The first ground upon which this deed is assailed is the following clause therein:
"The said Fred. Muller and A. Jacobs are hereby authorized and directed to take possession at once of all the property above conveyed, and covert the same into cash as soon and upon the best terms possible for the best interest of our creditors,"
which language the court below, and the counsel for the defendants, claim is an authority to the assignee to sell upon credit. We do not think that such is a correct or fair interpretation of the clause, taking the whole instrument together, and construing it with reference to the purpose manifest in all its other provisions. A positive direction to "convert" the property assigned "into cash as soon and upon the best terms possible for the best interest of our creditors" can hardly be construed into a discretionary authority to sell on credit without doing violence to the well established rule that the power to sell on credit will not be inferred from language susceptible of a different construction. Burrill on Assignments, § 224. But even if we concede that the construction contended for be correct and that the clause thus construed is in contravention of the statute, it will not, as this Court has decided, operate to annul the assignment, in which all the creditors may have an interest. In Kellogg v Muller, 68 Tex. 182, 184, this very point we are now considering was presented and
decided by the court in the following language:
"The first exception to the deed is that the deed authorized the assignee to sell the property assigned on a credit, and is therefore void. The provision to which we are cited in support of the exception is as follows."
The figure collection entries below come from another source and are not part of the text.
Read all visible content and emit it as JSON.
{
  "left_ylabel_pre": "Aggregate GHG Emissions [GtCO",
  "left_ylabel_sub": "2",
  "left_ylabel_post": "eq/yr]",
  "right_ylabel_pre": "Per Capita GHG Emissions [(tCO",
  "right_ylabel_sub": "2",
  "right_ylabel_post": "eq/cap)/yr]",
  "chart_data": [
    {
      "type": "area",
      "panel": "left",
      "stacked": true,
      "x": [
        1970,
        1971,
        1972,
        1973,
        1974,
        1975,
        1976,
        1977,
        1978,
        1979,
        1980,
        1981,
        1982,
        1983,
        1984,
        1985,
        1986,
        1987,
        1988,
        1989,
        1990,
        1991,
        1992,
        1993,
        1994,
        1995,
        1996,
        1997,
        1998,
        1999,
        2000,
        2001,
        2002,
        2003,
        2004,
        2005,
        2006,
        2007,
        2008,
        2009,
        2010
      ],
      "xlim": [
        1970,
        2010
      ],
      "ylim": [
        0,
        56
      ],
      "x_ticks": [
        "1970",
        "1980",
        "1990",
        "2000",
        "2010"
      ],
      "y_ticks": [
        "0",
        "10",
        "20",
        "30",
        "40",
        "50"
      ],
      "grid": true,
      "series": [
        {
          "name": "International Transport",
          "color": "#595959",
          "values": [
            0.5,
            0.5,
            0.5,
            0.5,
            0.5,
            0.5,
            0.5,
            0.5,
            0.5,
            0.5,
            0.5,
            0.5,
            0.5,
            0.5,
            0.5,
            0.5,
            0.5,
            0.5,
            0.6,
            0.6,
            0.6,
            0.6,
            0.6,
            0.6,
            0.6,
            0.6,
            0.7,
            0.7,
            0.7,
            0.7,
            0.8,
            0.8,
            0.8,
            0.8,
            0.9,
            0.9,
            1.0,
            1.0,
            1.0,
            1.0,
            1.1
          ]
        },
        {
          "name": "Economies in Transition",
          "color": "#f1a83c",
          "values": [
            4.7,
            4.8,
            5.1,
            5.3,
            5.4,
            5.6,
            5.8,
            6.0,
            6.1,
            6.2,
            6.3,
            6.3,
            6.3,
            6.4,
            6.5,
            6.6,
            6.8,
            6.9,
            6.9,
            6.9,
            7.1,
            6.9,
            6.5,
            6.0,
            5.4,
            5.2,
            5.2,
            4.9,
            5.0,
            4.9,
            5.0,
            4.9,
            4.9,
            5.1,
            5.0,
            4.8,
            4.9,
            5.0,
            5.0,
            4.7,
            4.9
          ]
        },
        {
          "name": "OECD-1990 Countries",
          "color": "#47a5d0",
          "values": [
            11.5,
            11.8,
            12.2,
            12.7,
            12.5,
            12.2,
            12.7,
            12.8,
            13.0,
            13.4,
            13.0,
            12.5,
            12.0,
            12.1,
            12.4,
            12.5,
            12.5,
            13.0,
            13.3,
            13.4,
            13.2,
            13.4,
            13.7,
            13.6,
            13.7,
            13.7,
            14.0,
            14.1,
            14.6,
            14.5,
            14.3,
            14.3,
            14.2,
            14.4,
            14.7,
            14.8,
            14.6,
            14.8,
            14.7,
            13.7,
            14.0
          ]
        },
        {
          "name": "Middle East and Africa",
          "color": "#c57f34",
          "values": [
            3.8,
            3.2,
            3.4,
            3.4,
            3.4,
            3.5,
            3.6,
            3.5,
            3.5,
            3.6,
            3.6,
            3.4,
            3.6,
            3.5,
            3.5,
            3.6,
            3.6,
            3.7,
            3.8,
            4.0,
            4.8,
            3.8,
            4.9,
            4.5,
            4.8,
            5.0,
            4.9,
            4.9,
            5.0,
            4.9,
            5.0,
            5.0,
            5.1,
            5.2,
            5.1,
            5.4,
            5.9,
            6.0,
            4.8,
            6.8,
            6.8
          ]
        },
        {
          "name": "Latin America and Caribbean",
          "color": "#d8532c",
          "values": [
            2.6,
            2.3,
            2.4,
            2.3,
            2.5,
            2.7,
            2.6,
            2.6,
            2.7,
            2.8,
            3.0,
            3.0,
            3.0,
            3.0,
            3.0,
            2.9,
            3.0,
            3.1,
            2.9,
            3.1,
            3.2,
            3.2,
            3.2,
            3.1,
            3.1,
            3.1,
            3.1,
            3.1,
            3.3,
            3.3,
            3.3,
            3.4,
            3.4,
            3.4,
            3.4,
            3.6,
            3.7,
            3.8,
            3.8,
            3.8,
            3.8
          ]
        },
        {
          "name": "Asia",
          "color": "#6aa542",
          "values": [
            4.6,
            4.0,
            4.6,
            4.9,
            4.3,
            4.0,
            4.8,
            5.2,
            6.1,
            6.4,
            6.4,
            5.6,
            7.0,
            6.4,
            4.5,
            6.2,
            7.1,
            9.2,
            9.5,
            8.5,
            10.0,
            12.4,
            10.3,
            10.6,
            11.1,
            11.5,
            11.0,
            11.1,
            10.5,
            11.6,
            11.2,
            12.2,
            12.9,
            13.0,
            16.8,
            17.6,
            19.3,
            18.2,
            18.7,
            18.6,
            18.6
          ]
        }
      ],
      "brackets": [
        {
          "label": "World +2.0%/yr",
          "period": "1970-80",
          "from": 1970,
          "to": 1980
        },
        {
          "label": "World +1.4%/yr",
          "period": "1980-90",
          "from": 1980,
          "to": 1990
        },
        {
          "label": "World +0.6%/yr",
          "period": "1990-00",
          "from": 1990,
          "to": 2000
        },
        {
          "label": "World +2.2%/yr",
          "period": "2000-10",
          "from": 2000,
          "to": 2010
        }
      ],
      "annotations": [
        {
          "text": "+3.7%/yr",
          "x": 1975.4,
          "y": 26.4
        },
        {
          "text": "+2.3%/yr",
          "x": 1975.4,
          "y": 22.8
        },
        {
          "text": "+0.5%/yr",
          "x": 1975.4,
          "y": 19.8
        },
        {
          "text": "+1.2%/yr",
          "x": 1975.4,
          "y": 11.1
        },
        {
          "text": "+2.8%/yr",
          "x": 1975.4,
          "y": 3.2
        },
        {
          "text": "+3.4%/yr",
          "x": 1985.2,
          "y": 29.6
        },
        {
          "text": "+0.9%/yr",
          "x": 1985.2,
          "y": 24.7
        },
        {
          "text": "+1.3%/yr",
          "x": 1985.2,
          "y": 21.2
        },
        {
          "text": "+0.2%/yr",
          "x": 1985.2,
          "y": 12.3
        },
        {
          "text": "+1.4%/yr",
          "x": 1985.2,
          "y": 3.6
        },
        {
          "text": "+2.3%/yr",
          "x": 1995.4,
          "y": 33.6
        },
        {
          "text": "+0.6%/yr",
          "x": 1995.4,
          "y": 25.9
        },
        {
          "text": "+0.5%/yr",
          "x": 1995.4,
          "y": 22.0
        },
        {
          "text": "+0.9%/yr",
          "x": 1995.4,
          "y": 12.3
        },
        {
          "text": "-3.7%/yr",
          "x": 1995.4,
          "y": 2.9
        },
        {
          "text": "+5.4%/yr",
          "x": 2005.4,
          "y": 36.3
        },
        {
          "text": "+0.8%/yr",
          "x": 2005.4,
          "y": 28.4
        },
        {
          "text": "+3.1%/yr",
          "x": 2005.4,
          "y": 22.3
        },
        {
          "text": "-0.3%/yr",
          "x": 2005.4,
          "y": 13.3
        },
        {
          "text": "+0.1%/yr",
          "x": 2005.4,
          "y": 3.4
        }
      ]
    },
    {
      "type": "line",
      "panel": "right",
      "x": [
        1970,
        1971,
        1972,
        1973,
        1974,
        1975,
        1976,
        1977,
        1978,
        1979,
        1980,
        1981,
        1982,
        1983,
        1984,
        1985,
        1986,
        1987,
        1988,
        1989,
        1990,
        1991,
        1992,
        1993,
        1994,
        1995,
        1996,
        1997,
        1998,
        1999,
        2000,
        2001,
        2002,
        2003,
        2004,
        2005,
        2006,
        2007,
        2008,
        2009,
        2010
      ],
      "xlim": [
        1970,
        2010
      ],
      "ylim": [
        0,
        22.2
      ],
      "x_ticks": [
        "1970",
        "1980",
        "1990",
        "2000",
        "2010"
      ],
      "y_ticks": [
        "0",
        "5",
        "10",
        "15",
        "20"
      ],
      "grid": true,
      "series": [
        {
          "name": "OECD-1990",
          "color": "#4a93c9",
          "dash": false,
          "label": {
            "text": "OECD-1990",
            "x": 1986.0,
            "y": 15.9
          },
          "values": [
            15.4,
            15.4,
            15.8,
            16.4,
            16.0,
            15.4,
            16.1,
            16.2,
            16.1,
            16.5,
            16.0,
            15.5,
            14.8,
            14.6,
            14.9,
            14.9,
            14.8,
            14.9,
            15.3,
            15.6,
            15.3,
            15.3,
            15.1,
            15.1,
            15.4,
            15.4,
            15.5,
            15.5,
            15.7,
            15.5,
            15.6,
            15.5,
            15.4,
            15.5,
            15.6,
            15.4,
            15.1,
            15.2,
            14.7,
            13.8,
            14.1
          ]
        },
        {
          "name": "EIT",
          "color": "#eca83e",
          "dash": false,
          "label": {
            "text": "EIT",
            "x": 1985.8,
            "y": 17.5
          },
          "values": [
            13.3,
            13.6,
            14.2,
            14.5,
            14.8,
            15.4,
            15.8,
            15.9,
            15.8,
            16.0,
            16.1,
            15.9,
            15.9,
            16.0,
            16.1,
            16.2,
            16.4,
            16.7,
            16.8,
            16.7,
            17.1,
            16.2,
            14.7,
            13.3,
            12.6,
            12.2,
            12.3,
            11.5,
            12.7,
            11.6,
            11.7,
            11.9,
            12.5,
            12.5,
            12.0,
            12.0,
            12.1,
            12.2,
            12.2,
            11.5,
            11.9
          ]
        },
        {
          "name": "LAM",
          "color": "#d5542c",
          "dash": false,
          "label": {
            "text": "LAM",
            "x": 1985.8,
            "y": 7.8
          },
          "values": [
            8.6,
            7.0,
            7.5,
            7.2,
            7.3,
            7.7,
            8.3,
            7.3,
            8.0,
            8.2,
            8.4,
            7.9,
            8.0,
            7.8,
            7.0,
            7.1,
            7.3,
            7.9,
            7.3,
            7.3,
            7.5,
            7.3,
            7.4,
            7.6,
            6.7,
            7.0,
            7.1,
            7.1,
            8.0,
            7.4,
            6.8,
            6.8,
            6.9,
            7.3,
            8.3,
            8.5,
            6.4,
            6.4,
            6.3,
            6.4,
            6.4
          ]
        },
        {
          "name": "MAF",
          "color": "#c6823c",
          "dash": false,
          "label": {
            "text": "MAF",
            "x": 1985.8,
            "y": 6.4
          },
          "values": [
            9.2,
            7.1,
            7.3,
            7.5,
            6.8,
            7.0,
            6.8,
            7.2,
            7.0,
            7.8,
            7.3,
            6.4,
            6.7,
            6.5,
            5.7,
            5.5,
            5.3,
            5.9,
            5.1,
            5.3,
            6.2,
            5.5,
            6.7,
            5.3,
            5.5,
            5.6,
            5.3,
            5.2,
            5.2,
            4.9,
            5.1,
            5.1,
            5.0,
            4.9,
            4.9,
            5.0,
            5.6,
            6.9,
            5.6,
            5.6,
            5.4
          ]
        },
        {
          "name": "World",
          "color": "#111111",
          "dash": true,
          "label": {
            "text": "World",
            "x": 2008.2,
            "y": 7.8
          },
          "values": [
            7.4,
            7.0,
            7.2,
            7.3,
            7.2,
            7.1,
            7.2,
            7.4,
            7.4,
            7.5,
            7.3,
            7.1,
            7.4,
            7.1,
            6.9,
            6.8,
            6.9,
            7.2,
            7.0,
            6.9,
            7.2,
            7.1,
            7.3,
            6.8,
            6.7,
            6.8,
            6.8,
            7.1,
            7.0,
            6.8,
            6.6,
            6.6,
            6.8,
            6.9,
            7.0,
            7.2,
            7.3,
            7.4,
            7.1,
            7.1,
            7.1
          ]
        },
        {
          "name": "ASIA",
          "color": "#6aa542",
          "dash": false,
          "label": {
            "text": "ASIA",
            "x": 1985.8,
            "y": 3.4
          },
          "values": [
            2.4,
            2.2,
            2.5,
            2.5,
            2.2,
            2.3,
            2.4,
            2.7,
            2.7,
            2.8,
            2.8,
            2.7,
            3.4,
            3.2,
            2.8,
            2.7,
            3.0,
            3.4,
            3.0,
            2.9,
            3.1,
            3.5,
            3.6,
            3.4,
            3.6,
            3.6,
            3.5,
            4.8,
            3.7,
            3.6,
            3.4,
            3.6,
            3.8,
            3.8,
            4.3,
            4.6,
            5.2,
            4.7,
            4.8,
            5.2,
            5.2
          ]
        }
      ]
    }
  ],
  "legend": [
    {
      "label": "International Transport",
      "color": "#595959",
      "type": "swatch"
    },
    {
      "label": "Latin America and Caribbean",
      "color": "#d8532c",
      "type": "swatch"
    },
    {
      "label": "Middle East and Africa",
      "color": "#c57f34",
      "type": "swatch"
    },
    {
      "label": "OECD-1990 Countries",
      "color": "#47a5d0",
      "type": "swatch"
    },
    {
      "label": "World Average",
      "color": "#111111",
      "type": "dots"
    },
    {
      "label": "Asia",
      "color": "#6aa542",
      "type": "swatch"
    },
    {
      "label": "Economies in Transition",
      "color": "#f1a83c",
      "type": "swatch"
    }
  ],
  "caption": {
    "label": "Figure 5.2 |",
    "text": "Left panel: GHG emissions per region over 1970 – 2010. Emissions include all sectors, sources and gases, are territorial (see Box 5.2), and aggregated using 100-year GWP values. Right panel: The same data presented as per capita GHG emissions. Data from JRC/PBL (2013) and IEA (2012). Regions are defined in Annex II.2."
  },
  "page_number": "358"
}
"That so soon as said inventory is complete, the said Frederick Muller, as such trustee aforesaid, shall thereafter, with all reasonable dispatch, proceed to sell and dispose of said goods, wares, and merchandise, and furniture, and collect said book accounts and bills receivable, converting the same into cash, or its equivalent."
"It may be doubted if this can be construed to empower the assignee to sell for anything but money. . . . But however this may be, even if a badge of fraud, it is not sufficient to authorize the court in holding the deed void upon its face,"
citing Baldwin v. Peet, 22 Tex. 708.
In the assignment before us, all the property conveyed by it is in terms devoted to the payment of the creditors of the insolvent debtor. The judgment of the court below adjudging it to be void upon its face because it permitted a sale on credit was erroneous.
The second objection, that the deed was not made to one assignee, does not require any extended comment. Under the common law, an insolvent debtor was permitted to make an assignment to a single individual or to several. Burrill on Assignments § 91. It is true, the Act of March 24, 1879, speaks only of an assignee, but the statutory rule of construction in force in Texas is "the singular and plural number shall each include the other unless otherwise expressly provided." Rev.Stat. Tex. (1879), Art. 3138, subdivision 4. Under this rule, and keeping in mind the policy of the statute of 1879 regulating assignments, we do not think the deed of assignment in this case void for the second reason assigned.
For the reasons given, the decree of the court below is reversed and the case remanded with directions to take such further proceedings as shall not be inconsistent with this opinion.